Ruth Carr was born and lives in Belfast where she is a freelance editor and tutor. She was joint winner of the Maxwell House Bursary Award in 1981 and in 1985 edited The Female Line (Northern Ireland Women’s Right Movement, Belfast). She compiled the contemporary women’s fiction section in The Field Day Anthology of Irish Writing IV-V (Cork University Press, 2001) and was a co-editor of The Honest Ulsterman for a number of years.

A founder member of the Word of Mouth women’s poetry collective, her work is included in their anthologies, Word of Mouth (Blackstaff, 1998) and When the Neva Rushes Backwards (Lagan Press, 2014).
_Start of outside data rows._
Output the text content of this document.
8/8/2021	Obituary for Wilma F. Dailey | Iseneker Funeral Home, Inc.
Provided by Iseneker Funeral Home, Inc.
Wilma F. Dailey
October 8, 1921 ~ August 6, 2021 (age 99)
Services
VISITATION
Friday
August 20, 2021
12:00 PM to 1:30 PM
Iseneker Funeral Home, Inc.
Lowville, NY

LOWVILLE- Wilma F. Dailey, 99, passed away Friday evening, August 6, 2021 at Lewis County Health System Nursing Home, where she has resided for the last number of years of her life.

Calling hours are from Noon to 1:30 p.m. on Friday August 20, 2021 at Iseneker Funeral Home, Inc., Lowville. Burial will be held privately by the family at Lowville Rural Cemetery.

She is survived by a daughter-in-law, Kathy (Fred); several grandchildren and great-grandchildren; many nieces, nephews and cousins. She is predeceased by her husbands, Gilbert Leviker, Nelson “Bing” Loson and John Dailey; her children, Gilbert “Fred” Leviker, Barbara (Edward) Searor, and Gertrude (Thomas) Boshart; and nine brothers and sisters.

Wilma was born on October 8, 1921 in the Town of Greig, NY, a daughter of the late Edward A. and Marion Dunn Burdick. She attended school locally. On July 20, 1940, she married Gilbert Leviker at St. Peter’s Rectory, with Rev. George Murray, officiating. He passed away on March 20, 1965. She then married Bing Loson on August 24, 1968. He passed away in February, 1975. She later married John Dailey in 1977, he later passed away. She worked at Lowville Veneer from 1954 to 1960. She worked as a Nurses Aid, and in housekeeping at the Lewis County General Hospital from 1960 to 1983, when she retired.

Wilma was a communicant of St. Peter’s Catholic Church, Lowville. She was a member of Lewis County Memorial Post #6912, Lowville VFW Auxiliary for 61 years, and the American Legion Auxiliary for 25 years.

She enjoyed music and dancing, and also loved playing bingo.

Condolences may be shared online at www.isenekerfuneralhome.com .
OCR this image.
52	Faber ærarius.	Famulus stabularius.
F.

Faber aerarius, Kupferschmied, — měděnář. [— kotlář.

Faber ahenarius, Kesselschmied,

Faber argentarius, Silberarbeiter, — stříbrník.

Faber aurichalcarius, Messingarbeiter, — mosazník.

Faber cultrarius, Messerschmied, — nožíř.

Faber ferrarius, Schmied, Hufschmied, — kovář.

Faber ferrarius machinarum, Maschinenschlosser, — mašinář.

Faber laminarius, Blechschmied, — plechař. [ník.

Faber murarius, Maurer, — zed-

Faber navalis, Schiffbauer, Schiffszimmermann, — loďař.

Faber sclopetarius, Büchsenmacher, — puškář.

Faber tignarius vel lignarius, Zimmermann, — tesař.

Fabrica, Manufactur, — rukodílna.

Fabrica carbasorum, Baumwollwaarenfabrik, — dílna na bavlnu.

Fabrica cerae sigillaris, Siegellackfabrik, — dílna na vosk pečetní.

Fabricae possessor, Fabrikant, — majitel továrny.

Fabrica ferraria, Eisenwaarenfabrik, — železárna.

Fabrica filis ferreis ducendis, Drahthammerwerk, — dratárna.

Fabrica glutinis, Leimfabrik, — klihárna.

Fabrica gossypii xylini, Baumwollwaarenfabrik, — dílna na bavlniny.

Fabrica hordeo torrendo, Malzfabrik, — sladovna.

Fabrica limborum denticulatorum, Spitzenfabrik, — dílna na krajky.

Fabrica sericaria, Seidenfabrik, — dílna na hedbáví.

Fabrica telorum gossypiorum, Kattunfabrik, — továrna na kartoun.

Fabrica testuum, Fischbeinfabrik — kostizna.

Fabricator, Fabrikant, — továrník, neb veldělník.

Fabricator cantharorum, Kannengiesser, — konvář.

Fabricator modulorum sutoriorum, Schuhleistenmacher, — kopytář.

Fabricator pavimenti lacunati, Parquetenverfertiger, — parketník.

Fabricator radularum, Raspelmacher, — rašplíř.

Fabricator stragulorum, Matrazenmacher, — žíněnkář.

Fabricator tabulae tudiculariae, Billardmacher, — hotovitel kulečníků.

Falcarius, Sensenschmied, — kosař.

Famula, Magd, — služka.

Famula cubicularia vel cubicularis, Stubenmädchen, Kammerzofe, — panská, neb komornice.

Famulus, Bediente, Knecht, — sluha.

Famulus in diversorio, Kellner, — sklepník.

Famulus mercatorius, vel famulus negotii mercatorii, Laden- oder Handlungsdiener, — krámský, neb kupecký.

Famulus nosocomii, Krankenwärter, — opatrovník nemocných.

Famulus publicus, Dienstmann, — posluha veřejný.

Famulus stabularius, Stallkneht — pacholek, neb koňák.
She has two previous collections, There is a House (1999) and The Airing Cupboard (2008), both from Summer Palace Press. In 2015 she was runner up in Mslexia’s Annual Poetry Competition. She is co-organiser of an occasional reading series, Of Mouth, in the Linen Hall Library, Belfast.

Colin Dardis: Hi Ruth. Your new collection, Feather and Bone, was recently published by Arlen House. How did the connection with the publisher, Alan Hayes, first come about?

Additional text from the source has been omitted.